Thursday, March 23, 2017

Golda's Story (redressed Golden Dream Barbie)

Have you ever had to 'reinvent yourself'? For humans, 'reinventing yourself' means deciding to change something about yourself to change how other humans see you. For dolls, it's sort of the reverse. Our owners decide who we're going to be in whatever game they're playing, and for a while at least we become whatever they imagine. You could say that being a doll is all about 'reinventing yourself'.

There are exceptions of course. Collector dolls, because they're made for display and not play, usually don't need to be as adaptable as playline dolls. But even playline dolls can have more set roles, depending on what kind of play they were designed for. I'm a playline doll, and like a lot of playline dolls I was made to take advantage of popular trends. In my case, I was made so children could get a taste of a lifestyle that was popular back when I was new.

I left the factory in the early 1980s. Dallas was one of the highest rated shows on television and being gorgeous, rich and successful was 'in'. I guess some things haven't changed that much since then.

With my 'billion dollar look', to quote the words that were printed on my box, I was made to live a glamorous life. Even my accessories were described on my box as 'glamorous'. And for a while my life played out exactly the way my designers had pictured it. My first owner imagined me driving around town in a fancy car, shopping at the most fashionable places, and attending grand gala parties in the evenings.

What I didn't know then was that it couldn't last forever. My first owner had to grow up sometime. And even though I was at the height of fashion when I was first made, I ended up hopelessly outdated as time passed and trends changed. Not only that, but my long-term future was basically sabotaged from the start thanks to one design decision. I was made with Mattel's trademarked 'Quick Curl' hair. Tiny wires were rooted into my head along with my regular hair to help the hair hold a curl when it was styled. The problem is that the wire doesn't hold up well over time, and 'Quick Curl' hair usually becomes very matted and difficult to work with as it ages.

I was certainly a mess when Treesa found me at the thrift store. To be honest, I have no idea why Treesa bought me in the first place. Maybe she didn't realize I had 'Quick Curl' hair. Maybe she wanted me because I was a 1980s doll still dressed in part of my original outfit. Treesa collects other 1980s toys. Maybe Treesa just felt sorry for me. Or maybe she saw past what I looked like and saw something worthwhile in me.

Whatever made Treesa decide to bring me home, she quickly got to work trying to make me look presentable. But she realized early on that my hair was basically a lost cause. The tangled mess of wires couldn't really be combed out. They could sort of be molded into a general shape, but that was about all. And a reroot wasn't an option, because Treesa has no rerooting experience.
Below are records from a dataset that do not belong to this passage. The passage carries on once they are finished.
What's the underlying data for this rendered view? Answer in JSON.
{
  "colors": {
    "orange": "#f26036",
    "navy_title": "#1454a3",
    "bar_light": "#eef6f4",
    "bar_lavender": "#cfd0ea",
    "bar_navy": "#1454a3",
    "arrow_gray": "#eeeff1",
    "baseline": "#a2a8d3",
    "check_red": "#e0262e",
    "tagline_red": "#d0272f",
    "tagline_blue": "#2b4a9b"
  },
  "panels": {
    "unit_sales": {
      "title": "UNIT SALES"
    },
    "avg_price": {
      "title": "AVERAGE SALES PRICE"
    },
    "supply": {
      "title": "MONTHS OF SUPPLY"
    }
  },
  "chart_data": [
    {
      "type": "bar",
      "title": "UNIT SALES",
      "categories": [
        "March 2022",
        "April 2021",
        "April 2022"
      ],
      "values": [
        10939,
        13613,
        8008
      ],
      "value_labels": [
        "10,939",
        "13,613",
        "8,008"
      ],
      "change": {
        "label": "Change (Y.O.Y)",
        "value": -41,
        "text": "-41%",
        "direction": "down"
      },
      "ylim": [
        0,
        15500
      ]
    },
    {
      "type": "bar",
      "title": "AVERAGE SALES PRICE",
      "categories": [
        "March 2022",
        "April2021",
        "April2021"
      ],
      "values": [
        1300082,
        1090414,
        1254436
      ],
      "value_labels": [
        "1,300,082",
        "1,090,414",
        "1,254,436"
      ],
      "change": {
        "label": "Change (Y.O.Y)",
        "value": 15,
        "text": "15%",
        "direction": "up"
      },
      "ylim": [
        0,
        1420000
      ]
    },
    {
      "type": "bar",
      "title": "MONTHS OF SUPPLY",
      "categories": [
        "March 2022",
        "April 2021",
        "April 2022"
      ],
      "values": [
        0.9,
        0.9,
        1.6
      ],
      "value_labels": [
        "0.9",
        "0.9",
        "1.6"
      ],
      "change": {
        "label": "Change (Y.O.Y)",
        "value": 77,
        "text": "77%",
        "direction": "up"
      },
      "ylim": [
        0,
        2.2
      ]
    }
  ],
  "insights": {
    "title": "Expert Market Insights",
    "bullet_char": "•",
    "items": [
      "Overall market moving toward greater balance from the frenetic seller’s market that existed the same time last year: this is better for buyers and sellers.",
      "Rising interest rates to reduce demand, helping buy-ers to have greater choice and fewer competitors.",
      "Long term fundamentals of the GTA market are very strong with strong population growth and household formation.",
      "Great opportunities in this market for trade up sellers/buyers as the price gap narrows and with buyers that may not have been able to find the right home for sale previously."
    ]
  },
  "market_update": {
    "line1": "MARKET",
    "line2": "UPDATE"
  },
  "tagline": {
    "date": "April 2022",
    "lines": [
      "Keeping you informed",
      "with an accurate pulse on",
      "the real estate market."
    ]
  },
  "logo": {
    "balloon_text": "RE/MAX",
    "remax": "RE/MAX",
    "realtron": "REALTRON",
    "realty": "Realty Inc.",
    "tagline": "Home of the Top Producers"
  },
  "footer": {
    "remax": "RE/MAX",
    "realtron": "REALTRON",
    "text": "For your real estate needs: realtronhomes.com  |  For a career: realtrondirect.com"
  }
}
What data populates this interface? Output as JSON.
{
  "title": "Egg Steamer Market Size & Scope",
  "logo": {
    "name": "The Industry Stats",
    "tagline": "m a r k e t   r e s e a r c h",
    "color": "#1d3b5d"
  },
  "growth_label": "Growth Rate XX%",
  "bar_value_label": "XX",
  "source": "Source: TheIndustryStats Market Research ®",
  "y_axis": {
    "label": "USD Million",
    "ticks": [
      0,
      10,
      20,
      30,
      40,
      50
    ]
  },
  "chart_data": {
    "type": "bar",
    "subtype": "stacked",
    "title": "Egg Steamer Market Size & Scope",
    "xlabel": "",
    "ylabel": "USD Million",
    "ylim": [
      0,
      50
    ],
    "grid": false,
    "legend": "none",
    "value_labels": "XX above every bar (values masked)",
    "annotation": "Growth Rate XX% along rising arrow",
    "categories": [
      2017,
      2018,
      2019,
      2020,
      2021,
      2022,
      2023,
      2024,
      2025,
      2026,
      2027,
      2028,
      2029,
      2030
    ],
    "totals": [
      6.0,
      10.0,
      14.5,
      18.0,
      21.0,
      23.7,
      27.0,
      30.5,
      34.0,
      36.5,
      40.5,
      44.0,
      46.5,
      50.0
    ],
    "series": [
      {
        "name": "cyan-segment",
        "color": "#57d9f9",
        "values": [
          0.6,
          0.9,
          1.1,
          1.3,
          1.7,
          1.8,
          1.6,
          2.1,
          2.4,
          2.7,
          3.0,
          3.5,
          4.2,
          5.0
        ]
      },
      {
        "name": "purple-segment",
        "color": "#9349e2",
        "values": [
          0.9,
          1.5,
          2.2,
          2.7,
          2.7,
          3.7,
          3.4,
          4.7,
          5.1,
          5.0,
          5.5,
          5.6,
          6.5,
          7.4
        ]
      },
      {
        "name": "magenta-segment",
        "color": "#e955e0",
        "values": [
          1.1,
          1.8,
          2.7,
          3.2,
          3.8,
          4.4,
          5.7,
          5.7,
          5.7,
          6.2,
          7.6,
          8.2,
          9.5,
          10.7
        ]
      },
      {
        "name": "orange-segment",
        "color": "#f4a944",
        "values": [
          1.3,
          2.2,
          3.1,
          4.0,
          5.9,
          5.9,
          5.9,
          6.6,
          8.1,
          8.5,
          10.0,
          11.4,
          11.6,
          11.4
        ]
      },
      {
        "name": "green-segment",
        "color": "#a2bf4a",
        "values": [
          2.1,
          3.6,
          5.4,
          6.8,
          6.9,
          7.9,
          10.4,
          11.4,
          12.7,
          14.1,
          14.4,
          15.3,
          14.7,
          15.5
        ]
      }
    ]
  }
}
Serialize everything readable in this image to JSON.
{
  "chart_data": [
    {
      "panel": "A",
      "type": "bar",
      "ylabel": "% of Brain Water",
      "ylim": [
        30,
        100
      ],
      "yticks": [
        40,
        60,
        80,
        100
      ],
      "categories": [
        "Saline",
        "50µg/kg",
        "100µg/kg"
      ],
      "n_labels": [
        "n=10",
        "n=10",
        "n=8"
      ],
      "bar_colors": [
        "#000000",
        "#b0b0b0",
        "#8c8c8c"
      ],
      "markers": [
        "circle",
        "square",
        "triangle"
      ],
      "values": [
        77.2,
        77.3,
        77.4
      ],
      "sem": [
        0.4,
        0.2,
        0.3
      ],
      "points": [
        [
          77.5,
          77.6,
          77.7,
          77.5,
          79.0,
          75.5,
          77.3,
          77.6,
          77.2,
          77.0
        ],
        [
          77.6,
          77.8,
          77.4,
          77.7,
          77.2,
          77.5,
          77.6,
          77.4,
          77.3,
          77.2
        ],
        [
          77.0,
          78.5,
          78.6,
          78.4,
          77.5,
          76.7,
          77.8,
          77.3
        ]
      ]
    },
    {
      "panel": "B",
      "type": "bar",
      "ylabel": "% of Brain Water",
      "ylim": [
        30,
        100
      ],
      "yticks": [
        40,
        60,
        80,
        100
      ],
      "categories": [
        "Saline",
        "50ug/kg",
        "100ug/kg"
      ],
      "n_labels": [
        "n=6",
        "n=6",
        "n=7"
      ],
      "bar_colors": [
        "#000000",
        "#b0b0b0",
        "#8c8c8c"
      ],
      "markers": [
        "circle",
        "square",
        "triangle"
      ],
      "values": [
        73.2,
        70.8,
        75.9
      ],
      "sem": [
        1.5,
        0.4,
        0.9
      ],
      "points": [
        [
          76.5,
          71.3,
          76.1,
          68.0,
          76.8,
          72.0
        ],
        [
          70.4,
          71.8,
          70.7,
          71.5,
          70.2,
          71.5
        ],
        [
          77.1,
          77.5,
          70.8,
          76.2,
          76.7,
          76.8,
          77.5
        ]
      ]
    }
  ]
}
Someone else might've decided to throw me away. But Treesa's mind works a little differently than any other human I've met. Instead of trying to turn me back into what I looked like before Treesa helped me 'reinvent myself' by tying a colorful scarf around my hair and dressing me in a Disney Hunchback Of Notre Dame Esmeralda fashion.

Treesa named me Golda, a play off my factory name 'Golden Dream' and a reference to the musical Fiddler On The Roof. My new gypsy/peasant look was so different from the over-the-top glamour of the 1980s that it took some getting used to. But at least I wasn't alone. This past Halloween, Treesa did a photo shoot where I met Tara for the first time.


Tara started out as a western themed Barbie friend, but Treesa had bought her second-hand and dressed her in an Esmeralda fashion the way she'd redressed me. It was nice meeting another doll who was also adjusting to having a completely different look, and who seemed to have a lot of the same feelings I did about 'reinventing' herself. Tara seemed happy to meet me too, and we became very good friends. I think Tara might've been my first real friend. My first owner didn't have many other dolls and living with her was like living in my own personal, but imaginary, 'Beverly Hills' bubble.

Sometimes I still miss the glitz and glamour of my old life. But having friends like Tara helps to make up for that. Besides, I know there's a lot more to who I am than what I wear. Just because I don't dress in metallic gold anymore doesn't mean I'm not still a 'superstar'. Every doll is unique and valuable to the people, and dolls, who know and love them. There must've been hundreds, maybe millions, of dolls that were made to look just like me.  But in Treesa's heart, and in the hearts of my doll friends, I can never be replaced or forgotten. And in my heart, I feel the same way about them. Because friends like that are worth their weight in gold.